The behavioral test included the rotarod test and the grid test. For the rotarod test, animals were trained for 2 min at a speed of 4 rpm. After this initial training, mice performed eight trials for a maximum of 5 min with increasing speed starting from 4 rpm and increasing to 40 rpm. The fall-off time was recorded. For the grid test, mice were placed in the center of a 30 cm × 30 cm screen with a 1 cm wide mesh. The screen was inverted head-over-tail and placed on supports 40 cm above an open cage with deep bedding. Mice were timed until they released their grip or remained for 60 s.

Gastrointestinal motility assays

Stool water content was measured in mice as described previously75. Red carmine dye test was used to measure the total GI tract transit time76.
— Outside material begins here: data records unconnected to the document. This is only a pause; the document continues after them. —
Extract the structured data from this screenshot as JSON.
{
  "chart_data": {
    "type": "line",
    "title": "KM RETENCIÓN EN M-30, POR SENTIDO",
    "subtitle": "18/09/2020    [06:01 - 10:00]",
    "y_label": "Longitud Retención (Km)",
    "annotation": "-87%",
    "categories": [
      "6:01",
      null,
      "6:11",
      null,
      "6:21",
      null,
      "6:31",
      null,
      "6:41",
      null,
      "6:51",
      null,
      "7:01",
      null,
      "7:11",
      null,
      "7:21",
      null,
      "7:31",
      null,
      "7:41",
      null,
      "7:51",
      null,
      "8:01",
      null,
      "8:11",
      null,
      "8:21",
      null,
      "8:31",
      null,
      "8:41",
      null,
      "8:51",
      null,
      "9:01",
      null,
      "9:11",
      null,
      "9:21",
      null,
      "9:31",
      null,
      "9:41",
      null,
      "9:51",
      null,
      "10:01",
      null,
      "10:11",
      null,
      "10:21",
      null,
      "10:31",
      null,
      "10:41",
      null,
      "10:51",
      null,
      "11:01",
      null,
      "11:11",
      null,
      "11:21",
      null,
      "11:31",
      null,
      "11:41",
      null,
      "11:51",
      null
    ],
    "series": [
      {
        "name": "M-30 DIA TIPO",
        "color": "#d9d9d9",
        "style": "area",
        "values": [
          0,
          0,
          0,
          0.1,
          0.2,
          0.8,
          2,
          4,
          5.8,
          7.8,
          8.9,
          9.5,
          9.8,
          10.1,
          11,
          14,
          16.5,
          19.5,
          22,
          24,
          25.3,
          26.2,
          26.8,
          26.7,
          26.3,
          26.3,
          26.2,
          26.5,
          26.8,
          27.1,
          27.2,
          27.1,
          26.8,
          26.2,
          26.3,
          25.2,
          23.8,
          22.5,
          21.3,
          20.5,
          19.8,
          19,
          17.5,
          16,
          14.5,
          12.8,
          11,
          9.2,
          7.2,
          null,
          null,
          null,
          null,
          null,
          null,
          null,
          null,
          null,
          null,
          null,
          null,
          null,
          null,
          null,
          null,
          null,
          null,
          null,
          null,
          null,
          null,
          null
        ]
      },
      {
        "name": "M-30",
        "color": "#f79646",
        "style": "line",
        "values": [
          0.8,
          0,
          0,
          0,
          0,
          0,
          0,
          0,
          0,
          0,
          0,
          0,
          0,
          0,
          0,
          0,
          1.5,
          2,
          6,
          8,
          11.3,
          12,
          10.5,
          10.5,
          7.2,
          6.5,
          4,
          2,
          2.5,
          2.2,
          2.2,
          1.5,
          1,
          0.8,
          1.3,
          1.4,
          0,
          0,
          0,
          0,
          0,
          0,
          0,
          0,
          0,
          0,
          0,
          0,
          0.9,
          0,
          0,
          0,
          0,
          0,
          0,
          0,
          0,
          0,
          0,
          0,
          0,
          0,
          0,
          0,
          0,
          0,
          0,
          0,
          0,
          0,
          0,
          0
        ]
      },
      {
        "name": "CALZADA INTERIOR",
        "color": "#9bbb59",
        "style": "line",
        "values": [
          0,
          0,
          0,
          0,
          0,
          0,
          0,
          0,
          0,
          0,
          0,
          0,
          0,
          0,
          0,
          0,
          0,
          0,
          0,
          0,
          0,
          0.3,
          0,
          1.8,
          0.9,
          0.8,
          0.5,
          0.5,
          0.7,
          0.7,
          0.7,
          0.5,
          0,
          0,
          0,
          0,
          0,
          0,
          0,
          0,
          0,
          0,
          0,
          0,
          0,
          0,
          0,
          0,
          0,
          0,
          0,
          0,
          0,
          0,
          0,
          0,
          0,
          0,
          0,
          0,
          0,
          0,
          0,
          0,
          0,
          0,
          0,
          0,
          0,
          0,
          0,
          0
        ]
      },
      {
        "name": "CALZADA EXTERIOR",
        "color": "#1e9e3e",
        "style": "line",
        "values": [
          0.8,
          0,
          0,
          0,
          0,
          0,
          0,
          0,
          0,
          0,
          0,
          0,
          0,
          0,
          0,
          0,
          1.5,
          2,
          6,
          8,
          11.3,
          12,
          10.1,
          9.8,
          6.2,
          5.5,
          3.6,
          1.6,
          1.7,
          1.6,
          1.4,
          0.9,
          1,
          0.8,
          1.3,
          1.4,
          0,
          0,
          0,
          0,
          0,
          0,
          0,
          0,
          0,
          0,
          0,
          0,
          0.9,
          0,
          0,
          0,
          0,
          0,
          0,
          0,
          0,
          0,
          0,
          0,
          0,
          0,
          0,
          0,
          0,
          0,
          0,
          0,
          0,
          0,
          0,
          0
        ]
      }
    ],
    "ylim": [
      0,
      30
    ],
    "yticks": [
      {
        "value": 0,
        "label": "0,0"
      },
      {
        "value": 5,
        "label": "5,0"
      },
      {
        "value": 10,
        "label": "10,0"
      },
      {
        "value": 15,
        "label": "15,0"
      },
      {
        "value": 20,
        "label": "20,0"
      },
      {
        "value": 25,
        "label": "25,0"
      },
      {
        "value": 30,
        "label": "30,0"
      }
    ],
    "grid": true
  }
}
Stereological quantification and statistical analysis

The number of TH-positive cells in the SN was estimated with a random-sampling stereological counting method. For each animal, every sixth section (30-μm) throughout the rostrocaudal extent of the SN and every sixth section covering the entire extent of the STR were incorporated into the counting procedure. The investigator was blinded to the conditions of the experiment. They were analyzed under the randomly placed counting frames (50 μm × 50 μm) on a counting grid (120 μm × 120 μm). An optical dissector of 22 μm with 2 μm upper and lower guard zones was used. The SN boundaries were outlined under magnification of the 5× objective lens and cells were counted with the 40× objective lenses using an Olympus BX53 microscope. The total number of neurons in the SN was estimated using the optical fractionator method. For quantification of positive cells, stained color was selected and the proper threshold was set for the binarization of the selected color image. The total number of immunoreactive neurons was analyzed using the same threshold (Image J). The conditions of the analysis were blinded to the investigator. Statistical analysis was performed using either Student’s t-test (two-group comparison) or one-way ANOVA followed by LSD post hoc test (more than two groups), and differences with P < 0.05 were considered significant.

Reporting summary

Further information on research design is available in the Nature Research Reporting Summary linked to this article.